Which leads me to my moral: boys are just as likely as girls to read a girl’s book, if only you can get them past the cover somehow. Boys, just as much as girls, like reading about emotions and relationships and families and private events if you persuade them to try such stories for themselves. Lately, marketing in children’s books has been very much geared towards getting boys to read, so that girls’ books are less frequently hyped, and this makes a certain kind of sense. Girls have always had the imagination to read boys’ books with no problems whatsoever and anything we can do to get boys to try books which have a heroine rather than a hero is worth doing.”

5 Comments
  1. This is a great idea for a blog . . . So glad I discovered you, Niranjana, on She Writes, and equally delighted to be introduced to the work of Adele Geras.

  2. I enjoyed this post. I think it’s important that all children learn to see beyond a cover, though I have been known to pick a few books based on theirs. Hypocrisy, maybe…

    But if the blurb hooks me, it doesn’t matter what the cover looks like.

  3. Covers are so important – they’re the first point of a decision anyone makes in a bookshop before they pick up the book and read the blurb. They can be extremely off-putting – or, in certain cases, so fabulous that one has to see what the book’s about.
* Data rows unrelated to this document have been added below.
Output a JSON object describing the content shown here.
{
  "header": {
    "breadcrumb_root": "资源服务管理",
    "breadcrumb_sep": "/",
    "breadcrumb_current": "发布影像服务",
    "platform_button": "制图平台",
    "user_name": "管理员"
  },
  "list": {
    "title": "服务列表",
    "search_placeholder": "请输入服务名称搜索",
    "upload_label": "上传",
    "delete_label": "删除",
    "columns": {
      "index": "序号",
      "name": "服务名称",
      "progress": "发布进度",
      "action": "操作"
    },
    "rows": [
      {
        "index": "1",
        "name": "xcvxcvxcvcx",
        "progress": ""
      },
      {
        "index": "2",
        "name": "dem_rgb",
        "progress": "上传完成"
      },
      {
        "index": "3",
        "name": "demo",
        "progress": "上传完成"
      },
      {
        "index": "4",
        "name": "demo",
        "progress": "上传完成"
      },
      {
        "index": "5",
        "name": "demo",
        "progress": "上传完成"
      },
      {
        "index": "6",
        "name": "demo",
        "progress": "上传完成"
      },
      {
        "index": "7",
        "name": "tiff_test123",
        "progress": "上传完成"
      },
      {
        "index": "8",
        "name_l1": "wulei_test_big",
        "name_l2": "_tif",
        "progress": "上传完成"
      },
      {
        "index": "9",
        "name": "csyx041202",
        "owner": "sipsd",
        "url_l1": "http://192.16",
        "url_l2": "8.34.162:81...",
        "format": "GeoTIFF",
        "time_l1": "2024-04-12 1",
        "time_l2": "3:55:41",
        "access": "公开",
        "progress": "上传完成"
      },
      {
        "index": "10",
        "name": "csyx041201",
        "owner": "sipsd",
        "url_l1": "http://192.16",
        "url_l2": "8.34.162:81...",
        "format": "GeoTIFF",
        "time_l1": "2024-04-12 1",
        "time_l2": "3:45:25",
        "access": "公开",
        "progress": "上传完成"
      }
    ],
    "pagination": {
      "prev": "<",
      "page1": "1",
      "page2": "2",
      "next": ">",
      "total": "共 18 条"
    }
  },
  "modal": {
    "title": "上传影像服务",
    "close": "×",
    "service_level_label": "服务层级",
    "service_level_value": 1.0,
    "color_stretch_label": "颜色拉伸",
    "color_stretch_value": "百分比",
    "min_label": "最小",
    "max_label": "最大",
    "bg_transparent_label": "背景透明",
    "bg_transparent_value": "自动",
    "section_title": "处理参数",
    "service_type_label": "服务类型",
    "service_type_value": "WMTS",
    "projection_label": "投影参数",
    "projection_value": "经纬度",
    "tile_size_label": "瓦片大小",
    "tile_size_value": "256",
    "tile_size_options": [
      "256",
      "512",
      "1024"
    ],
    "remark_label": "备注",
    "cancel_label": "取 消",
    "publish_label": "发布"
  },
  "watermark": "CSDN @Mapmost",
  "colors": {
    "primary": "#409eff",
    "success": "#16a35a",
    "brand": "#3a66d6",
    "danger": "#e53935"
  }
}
    There is a certain societal or peer pressure on boys which considers that to read books featuring largely female characters is somehow “girly” or emasculating.

  4. ninahhoang permalink

    I really enjoyed this post! I believe books written can be read by anyone despite gender of the author, characters and its marketing. Even if a book has a picture of a girl and is in pink, there is just as likely for both genders to enjoy the story equally.